Six years ago today my husband and I moved out of Brooklyn. The next day we commuted into NYC from upstate. We took the train to Hoboken, NJ and got on different PATH trains. His train took him to midtown and mine took me downtown to the World Trade Center. It was Tuesday September 11, 2001. Ever since then I’ve always sorted my life into before that day and after that day. I wouldn’t say that September 10, 2001 was my last happy day but I certainly was carefree in a way that I feel I could never be now. Something happened inside of me as I was running for my life after the first plane hit the building practically over my head. One moment I’m window shopping at Century21 and the next moment I’m running into traffic on Broadway and feeling the sidewalk undulating under my feet. I truly thought that I was about to die right there. I thought that bombs were dropping on Manhattan and they practically were. I didn’t know if I’d see my husband again. We married only 6 months earlier. It had taken me almost 35 years to find him and now I felt like I was losing everything.

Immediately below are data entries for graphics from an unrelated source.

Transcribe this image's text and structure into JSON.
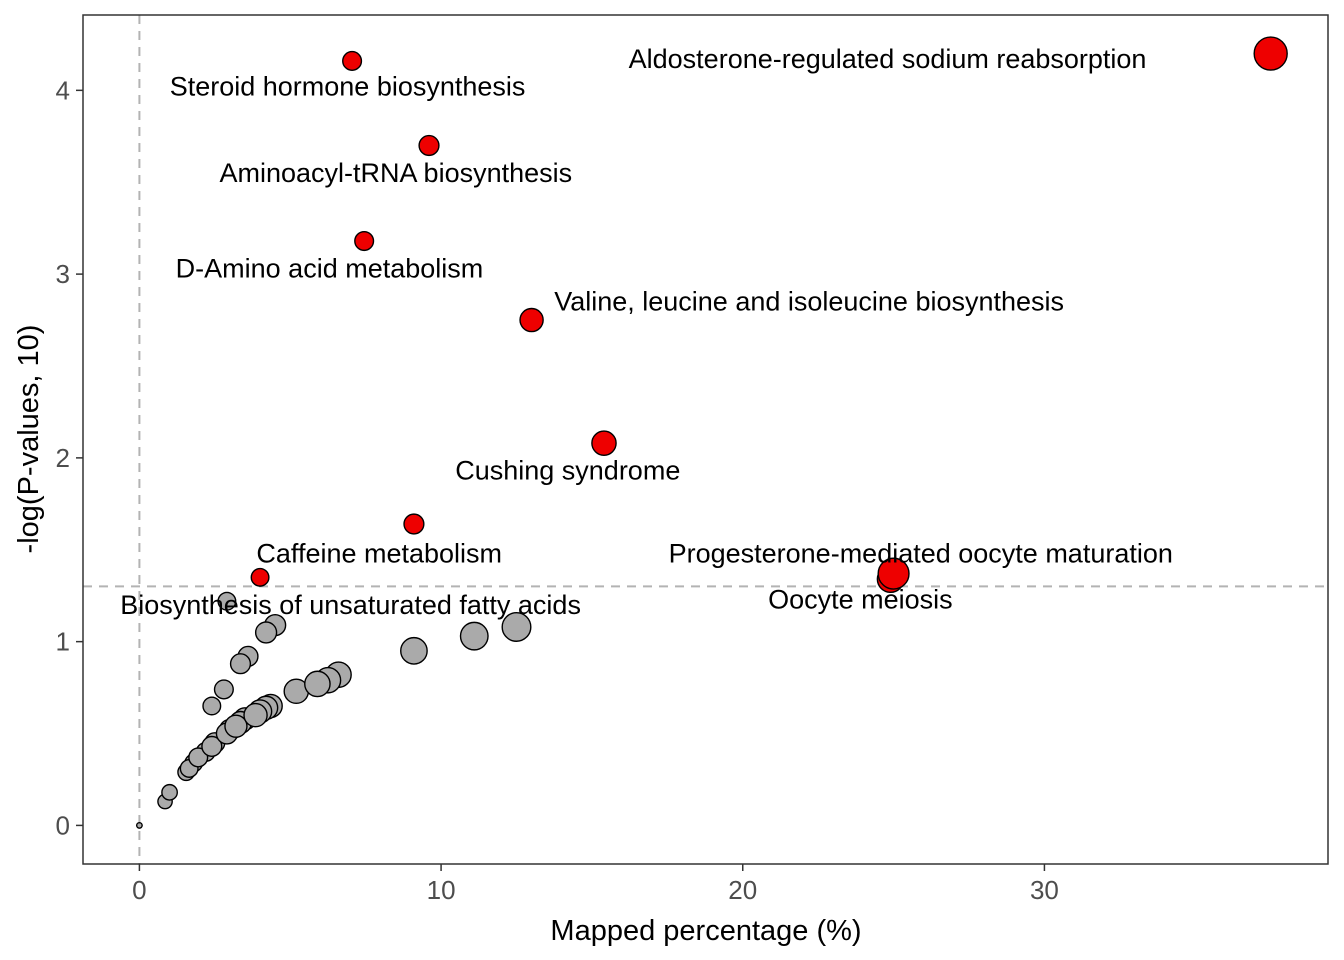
{
  "colors": {
    "significant": "#ee0000",
    "non_significant": "#aaaaaa",
    "stroke": "#000000",
    "reference_line": "#b3b3b3",
    "panel_border": "#333333"
  },
  "chart_data": {
    "type": "scatter",
    "xlabel": "Mapped percentage (%)",
    "ylabel": "-log(P-values, 10)",
    "xlim": [
      -1.87,
      39.4
    ],
    "ylim": [
      -0.21,
      4.41
    ],
    "x_ticks": [
      0,
      10,
      20,
      30
    ],
    "y_ticks": [
      0,
      1,
      2,
      3,
      4
    ],
    "grid": false,
    "reference_lines": {
      "x": 0,
      "y": 1.301
    },
    "significance_threshold": 1.301,
    "points": [
      {
        "x": 37.5,
        "y": 4.2,
        "size": 3.0,
        "label": "Aldosterone-regulated sodium reabsorption",
        "label_pos": [
          24.8,
          4.17
        ]
      },
      {
        "x": 7.05,
        "y": 4.16,
        "size": 1.7,
        "label": "Steroid hormone biosynthesis",
        "label_pos": [
          6.9,
          4.02
        ]
      },
      {
        "x": 9.6,
        "y": 3.7,
        "size": 1.8,
        "label": "Aminoacyl-tRNA biosynthesis",
        "label_pos": [
          8.5,
          3.55
        ]
      },
      {
        "x": 7.45,
        "y": 3.18,
        "size": 1.7,
        "label": "D-Amino acid metabolism",
        "label_pos": [
          6.3,
          3.03
        ]
      },
      {
        "x": 13.0,
        "y": 2.75,
        "size": 2.1,
        "label": "Valine, leucine and isoleucine biosynthesis",
        "label_pos": [
          22.2,
          2.85
        ]
      },
      {
        "x": 15.4,
        "y": 2.08,
        "size": 2.2,
        "label": "Cushing syndrome",
        "label_pos": [
          14.2,
          1.93
        ]
      },
      {
        "x": 9.1,
        "y": 1.64,
        "size": 1.8,
        "label": "Caffeine metabolism",
        "label_pos": [
          7.95,
          1.48
        ]
      },
      {
        "x": 4.0,
        "y": 1.35,
        "size": 1.6,
        "label": "Biosynthesis of unsaturated fatty acids",
        "label_pos": [
          7.0,
          1.2
        ]
      },
      {
        "x": 25.0,
        "y": 1.37,
        "size": 2.8,
        "label": "Progesterone-mediated oocyte maturation",
        "label_pos": [
          25.9,
          1.48
        ]
      },
      {
        "x": 24.9,
        "y": 1.34,
        "size": 2.4,
        "label": "Oocyte meiosis",
        "label_pos": [
          23.9,
          1.23
        ]
      },
      {
        "x": 0.0,
        "y": 0.0,
        "size": 0.5
      },
      {
        "x": 0.85,
        "y": 0.13,
        "size": 1.3
      },
      {
        "x": 1.0,
        "y": 0.18,
        "size": 1.4
      },
      {
        "x": 1.55,
        "y": 0.29,
        "size": 1.5
      },
      {
        "x": 1.65,
        "y": 0.31,
        "size": 1.6
      },
      {
        "x": 1.8,
        "y": 0.34,
        "size": 1.6
      },
      {
        "x": 1.95,
        "y": 0.37,
        "size": 1.7
      },
      {
        "x": 2.2,
        "y": 0.4,
        "size": 1.7
      },
      {
        "x": 2.4,
        "y": 0.43,
        "size": 1.8
      },
      {
        "x": 2.5,
        "y": 0.45,
        "size": 1.8
      },
      {
        "x": 2.9,
        "y": 0.5,
        "size": 1.9
      },
      {
        "x": 3.0,
        "y": 0.52,
        "size": 1.9
      },
      {
        "x": 3.2,
        "y": 0.54,
        "size": 2.0
      },
      {
        "x": 3.35,
        "y": 0.56,
        "size": 2.0
      },
      {
        "x": 3.5,
        "y": 0.58,
        "size": 2.0
      },
      {
        "x": 3.85,
        "y": 0.6,
        "size": 2.1
      },
      {
        "x": 4.0,
        "y": 0.62,
        "size": 2.1
      },
      {
        "x": 4.2,
        "y": 0.64,
        "size": 2.1
      },
      {
        "x": 4.35,
        "y": 0.65,
        "size": 2.1
      },
      {
        "x": 5.2,
        "y": 0.73,
        "size": 2.2
      },
      {
        "x": 5.9,
        "y": 0.77,
        "size": 2.3
      },
      {
        "x": 6.25,
        "y": 0.79,
        "size": 2.3
      },
      {
        "x": 6.6,
        "y": 0.82,
        "size": 2.3
      },
      {
        "x": 9.1,
        "y": 0.95,
        "size": 2.4
      },
      {
        "x": 11.1,
        "y": 1.03,
        "size": 2.5
      },
      {
        "x": 12.5,
        "y": 1.08,
        "size": 2.6
      },
      {
        "x": 2.4,
        "y": 0.65,
        "size": 1.6
      },
      {
        "x": 2.8,
        "y": 0.74,
        "size": 1.7
      },
      {
        "x": 3.35,
        "y": 0.88,
        "size": 1.8
      },
      {
        "x": 3.6,
        "y": 0.92,
        "size": 1.8
      },
      {
        "x": 4.2,
        "y": 1.05,
        "size": 1.9
      },
      {
        "x": 4.5,
        "y": 1.09,
        "size": 1.9
      },
      {
        "x": 2.9,
        "y": 1.22,
        "size": 1.6
      }
    ]
  }
}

Now, whenever I look at old pictures I find myself organizing them into a before group or an after group. A couple of months ago, while contemplating my next career move, I thought about giving the ol’ acting thing a try. I pulled out my newest headshot. It was taken in the spring of 2001. My husband looked at me like I was crazy when I told him that I wanted to use it now. “You don’t look like that anymore”, he said. I wanted to disagree with him but when I took a real look at it I had to give in. It’s not that I look so much older now (though lately, I don’t know) it’s that the headshot is definitely a before picture. That version of me had a lot of anxieties – especially that day, the day of the photo shoot I think I had some of the worst stomach cramps that I have ever had – and had certainly had her share of depression and worries but she could hide it a lot better than I can now. That version of me also had never had a child and all the experience and grey hairs (and love and joy and worries) that go along with that.
All in all, I feel like I’m feeling stronger leading up to this September 11th anniversary than I have in all the five years before. Maybe it is the effect of time, gently fuzzing everything. I think almost losing my husband in a car accident and then everything I had to deal with following that this past February has helped me to feel more able to rely on myself and be more self sufficient. I’m still not sure how I’ll be feeling tomorrow. I really don’t want my husband in the city but he’s very busy at work this week and cannot miss the day. It’s not that I think that anything bad will happen (but nowadays you never know) I just want to have the people I most love close by. I wish you all the very best tomorrow. Hug and kiss your loved ones. Hold them close and be thankful.